Lizzie on electoral geography:
Looking at the last election from the CNN website, it appears that these states, outside of the south went Bush but were within 4 points: Missouri, Nevada, New Hampshire, Ohio, Tennessee (I guess TN is the hard south? not sure). There was an 8 pt Bush victory in AZ. I would start with those states if I were Dean. NV and AZ are very environmentally conscience with the whole Los Alamos history, I'll bet there is some weakness for Bush there.
Message 19583269
Comments:
1. Tennessee is a Southern State. The ground there is about as hard as in other places. It was always in the South on the maps I learned in school, and the last ten times or so I visited there it was still in the same place. It was part of the Confederacy. It's the home of Jack Daniels. Most tellingly, Tennessee favorite son Al Gore ran for President in 2000 and would have been elected had he carried his home state. Which he did not. So how a non-Tennessee candidate will succeed where Gore failed is an interesting question.
2. "NV and AZ are very environmentally conscience with the whole Los Alamos history, I'll bet there is some weakness for Bush there." Los Alamos is in New Mexico, a state which was so close in 2000 it took several days to figure out who won. Los Alamos is not in Nevada or in Arizona.
3. Arizonans may be environmentally "conscious" (conscience is a different word altogether), but they don't tend to vote for Democrats very often in Presidential elections. Quick: who was the last Democrat for whom a majority of voters in Arizona voted in a Presidential election?
The answer is Harry Truman. Clinton won the state narrowly in 1996 due to the Perot vote.
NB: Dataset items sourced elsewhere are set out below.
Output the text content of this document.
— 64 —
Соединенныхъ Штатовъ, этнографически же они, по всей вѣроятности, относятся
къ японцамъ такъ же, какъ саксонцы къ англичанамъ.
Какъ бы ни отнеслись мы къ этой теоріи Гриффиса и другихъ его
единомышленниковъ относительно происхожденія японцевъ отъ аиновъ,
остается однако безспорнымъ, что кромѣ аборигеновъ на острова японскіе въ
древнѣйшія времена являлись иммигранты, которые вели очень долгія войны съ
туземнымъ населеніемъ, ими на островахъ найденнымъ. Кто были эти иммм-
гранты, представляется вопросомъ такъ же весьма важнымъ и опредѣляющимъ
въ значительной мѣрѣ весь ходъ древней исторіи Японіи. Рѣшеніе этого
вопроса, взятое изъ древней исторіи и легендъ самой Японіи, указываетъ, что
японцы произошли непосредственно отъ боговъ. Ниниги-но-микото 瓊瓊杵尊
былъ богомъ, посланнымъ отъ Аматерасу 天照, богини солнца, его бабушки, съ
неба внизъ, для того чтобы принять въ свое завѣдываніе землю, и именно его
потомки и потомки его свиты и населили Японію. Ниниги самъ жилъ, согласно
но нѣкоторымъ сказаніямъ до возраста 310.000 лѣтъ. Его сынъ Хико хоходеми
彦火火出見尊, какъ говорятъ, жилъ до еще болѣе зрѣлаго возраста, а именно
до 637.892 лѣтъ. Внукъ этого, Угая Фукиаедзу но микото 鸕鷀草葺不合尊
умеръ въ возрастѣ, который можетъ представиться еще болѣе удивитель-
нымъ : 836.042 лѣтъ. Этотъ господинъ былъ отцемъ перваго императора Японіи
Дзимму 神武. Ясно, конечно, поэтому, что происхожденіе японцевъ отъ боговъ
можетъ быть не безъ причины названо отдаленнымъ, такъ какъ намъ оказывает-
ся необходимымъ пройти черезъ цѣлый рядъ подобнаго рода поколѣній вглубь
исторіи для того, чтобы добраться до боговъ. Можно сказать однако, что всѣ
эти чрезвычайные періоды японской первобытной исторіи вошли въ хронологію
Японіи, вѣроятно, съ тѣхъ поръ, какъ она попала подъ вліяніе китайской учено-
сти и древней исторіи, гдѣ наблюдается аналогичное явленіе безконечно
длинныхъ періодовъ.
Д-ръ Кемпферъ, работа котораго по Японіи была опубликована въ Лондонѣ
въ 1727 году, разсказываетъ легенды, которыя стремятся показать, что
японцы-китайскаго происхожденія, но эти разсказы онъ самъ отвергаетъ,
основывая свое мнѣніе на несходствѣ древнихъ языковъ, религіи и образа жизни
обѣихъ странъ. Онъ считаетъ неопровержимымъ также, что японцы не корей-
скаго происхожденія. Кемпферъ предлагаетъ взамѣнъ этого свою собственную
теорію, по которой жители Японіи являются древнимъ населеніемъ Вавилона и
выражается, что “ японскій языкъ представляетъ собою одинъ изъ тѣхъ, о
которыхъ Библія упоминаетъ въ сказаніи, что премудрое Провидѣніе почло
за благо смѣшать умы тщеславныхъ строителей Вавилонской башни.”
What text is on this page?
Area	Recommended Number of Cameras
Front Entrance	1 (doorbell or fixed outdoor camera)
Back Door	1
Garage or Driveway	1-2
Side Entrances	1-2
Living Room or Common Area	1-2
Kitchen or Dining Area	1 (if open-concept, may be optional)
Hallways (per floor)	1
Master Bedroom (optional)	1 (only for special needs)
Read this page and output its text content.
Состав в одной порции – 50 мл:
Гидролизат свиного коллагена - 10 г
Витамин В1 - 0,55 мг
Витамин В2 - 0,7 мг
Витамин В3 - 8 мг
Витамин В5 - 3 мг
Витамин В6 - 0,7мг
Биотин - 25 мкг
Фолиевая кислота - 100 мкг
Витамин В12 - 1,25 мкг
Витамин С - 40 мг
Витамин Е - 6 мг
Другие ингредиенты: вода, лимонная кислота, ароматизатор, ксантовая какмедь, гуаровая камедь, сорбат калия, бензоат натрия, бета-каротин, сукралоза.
Percentage of votes won by Democratic candidates in Arizona in past elections:
2000: Gore 44.7 1996: Clinton 46.5 1992: Clinton 36.5 1988: Dukakis 39 1984: Mondale 32.5 1980: Carter 28.2 1976: Carter 39.8 1972: McGovern 30.4 1968: Humphrey 35.0 1964: Johnson 49.4 1960: Kennedy 44.4 1956: Stevenson 38.9 1952: Stevenson 41.7 1948: Truman 53.8
4. New Hampshire and Nevada are closer to being true swing states, but they too lean heavily Republican. The last time either state voted majority Democratic in a Presidential election was 1964. Nixon won New Hampshire three times. It may be true that New Hampshire, Arizona, and Nevada are key to the Democrats' fortunes in 2004, but if it is true they start out with a very difficult hill to climb. It is hard to imagine Howard Dean winning any of those states except maybe neighboring New Hampshire.